Kolom Fiam Mustamin
Narasi tentang tekanan disampaikan oleh Dr. Andi Amran Sulaiman, Ketua Umum Terpilih Badan Pengurus Pusat Kerukunan Keluarga Sulawesi Selatan (BPP KKSS), pada acara pengukuhan pengurus pada 22 Juni 2025 di Jakarta.
Apa makna dari semangat dalam tekanan itu?
Sepirit ini dapat dianalogikan dengan nilai budaya “Reso” dalam pesan-pesan leluhur Bugis-Makassar. Reso adalah ikhtiar dan kerja keras yang diwariskan oleh para panrita atau tau acca (orang-orang bijak), seperti La Pagala Nene Alomo dari Sidenreng pada abad ke-16. Tersirat dalam ungkapan sakral:
“Resopa temmangingi, natulangi malomo naletei pammase Dewata Seuwae” (Kerja keras yang sungguh-sungguh dan penuh kesabaran akan mengundang berkah dan rahmat dari Allah SWT.)
Inilah akar dari genetis kecendekiaan.
Tradisi kecendekiaan ini tersebar dan diwariskan di berbagai wilayah, seperti Bone melalui figur La Mellong Kajao Lalidong di abad ke-16, serta di daerah Suppa, Luwu, Wajo, Soppeng, Tanete, Barru, dan Gowa.
Semua ikhtiar besar itu disandarkan pada ridha dan kehendak Sang Pencipta, mappesona ri elo ullena Puangnge.
Dengan pemahaman tersebut, apa yang dirancang dan diikhtiarkan oleh Ketua Umum seperti pendirian sekolah unggulan, pengembangan pendidikan kedokteran, serta program pemberdayaan ekonomi dan kewirausahaan merupakan bagian dari langkah strategis menyongsong Indonesia Emas 2040.
Bagaimana merealisasikan
gagasan itu?
Warga KKSS memang bukan pembuat kebijakan formal atau pelaksana pemerintahan.

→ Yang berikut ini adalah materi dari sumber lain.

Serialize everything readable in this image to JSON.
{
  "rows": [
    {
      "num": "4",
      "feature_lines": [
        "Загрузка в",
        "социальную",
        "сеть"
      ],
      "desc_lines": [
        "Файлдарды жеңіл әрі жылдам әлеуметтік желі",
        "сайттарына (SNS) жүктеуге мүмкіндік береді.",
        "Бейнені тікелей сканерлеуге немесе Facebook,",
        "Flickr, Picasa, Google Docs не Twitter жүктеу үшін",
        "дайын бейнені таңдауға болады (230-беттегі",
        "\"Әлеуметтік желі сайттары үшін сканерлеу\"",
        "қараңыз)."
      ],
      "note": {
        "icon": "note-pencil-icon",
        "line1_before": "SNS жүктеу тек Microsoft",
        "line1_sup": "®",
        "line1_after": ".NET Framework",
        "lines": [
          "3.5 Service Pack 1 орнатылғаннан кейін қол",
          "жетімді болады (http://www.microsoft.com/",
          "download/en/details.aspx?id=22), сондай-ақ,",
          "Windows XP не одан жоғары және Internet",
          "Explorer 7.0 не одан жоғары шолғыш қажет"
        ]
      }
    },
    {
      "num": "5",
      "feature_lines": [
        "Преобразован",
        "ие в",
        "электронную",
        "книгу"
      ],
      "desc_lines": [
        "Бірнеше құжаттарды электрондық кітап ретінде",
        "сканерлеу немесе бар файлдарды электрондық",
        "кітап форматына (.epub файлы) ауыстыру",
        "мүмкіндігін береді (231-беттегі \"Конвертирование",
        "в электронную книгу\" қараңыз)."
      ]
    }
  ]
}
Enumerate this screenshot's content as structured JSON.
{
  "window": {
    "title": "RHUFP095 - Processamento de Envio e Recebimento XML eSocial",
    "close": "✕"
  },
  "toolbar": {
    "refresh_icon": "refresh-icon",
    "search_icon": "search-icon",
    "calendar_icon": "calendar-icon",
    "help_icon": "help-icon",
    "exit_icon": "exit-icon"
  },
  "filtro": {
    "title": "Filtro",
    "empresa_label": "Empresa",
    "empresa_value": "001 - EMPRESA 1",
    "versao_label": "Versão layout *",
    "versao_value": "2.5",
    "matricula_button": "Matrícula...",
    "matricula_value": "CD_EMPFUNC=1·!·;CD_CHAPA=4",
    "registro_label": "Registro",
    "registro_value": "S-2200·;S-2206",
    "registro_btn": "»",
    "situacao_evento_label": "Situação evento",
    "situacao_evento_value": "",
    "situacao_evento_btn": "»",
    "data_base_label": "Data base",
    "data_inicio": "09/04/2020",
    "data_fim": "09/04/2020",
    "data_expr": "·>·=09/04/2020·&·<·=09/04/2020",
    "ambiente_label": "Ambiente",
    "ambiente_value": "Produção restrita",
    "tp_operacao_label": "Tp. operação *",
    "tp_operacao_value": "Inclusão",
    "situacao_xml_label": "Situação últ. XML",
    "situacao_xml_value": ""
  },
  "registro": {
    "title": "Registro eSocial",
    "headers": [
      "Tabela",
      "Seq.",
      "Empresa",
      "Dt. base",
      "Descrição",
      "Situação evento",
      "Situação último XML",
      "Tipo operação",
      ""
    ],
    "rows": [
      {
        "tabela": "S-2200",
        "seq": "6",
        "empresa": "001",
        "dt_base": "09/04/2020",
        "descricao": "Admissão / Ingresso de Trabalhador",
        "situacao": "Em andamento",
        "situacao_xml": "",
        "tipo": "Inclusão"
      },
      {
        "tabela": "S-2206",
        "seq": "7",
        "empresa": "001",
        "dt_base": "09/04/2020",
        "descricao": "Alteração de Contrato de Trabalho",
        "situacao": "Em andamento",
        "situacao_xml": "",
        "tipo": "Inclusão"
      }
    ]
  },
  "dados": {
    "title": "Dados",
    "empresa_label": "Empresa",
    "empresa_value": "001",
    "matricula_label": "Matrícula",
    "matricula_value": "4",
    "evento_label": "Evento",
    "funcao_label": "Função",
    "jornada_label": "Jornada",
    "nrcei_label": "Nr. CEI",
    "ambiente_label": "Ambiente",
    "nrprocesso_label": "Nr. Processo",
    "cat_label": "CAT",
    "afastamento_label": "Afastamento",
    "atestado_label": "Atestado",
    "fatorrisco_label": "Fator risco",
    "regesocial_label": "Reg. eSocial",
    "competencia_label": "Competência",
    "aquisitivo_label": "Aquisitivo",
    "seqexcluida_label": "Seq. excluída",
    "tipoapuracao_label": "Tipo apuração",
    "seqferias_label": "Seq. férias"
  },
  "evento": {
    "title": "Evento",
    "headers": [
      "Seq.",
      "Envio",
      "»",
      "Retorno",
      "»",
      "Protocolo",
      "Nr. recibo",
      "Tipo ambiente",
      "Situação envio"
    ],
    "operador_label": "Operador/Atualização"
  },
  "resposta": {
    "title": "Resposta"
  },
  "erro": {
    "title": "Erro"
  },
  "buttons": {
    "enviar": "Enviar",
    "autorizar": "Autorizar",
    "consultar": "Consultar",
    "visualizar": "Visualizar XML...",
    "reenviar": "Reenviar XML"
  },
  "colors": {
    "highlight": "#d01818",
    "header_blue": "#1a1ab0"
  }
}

Namun, mereka hadir di semua lini di lembaga negara, institusi profesional, serta berbagai sektor kehidupan.
Saatnya warga yang memiliki keterampilan dan kompetensi ditampilkan. Merekalah motor penggerak, pelopor, dan inspirator kemajuan.
Melalui gagasan ini, paguyuban sosial budaya KKSS justru semakin meneguhkan jati dirinya: menjunjung tinggi adab silaturahmi antarwarga, serta memperkuat pertalian kultural dan etnis se-Nusantara.
Mari kita wujudkan budaya luhur Bugis-Makassar: Siporennu, Sikamaseang, Sipakaraja, Sipakalebbi, Sipassappareng Deceng (Saling menyayangi, saling memuliakan, saling menghormati, dan saling membantu dalam kebaikan). Inilah nilai utama untuk kita semua dalam ber-KKSS.
Menarik untuk ditelisik tiga sosok: Idrus Marham, Syamsul Bachri, dan Said Didu disebut sebagai pewaris kecendekiaan Nene Magading Bakka Lolona Suppa dari abad ke-15.
Para Penasehat Kerajaan dalam Sejarah Sulawesi Selatan yaitu Karaeng Matoaya di Kerajaan Tallo–Gowa pada abad ke-17.
To Ciung Macar di Luwu pada abad ke-15. Nene Magading di Suppa pada abad ke-15. La Tirengen To Toba, bergelar Puang ri Maggalatung, di Wajo pada abad ke-16. Lawaniaga Arung Bila di Soppeng pada abad ke-16 dan We Colli Pojie, Arung Pancana Toa di Tanete.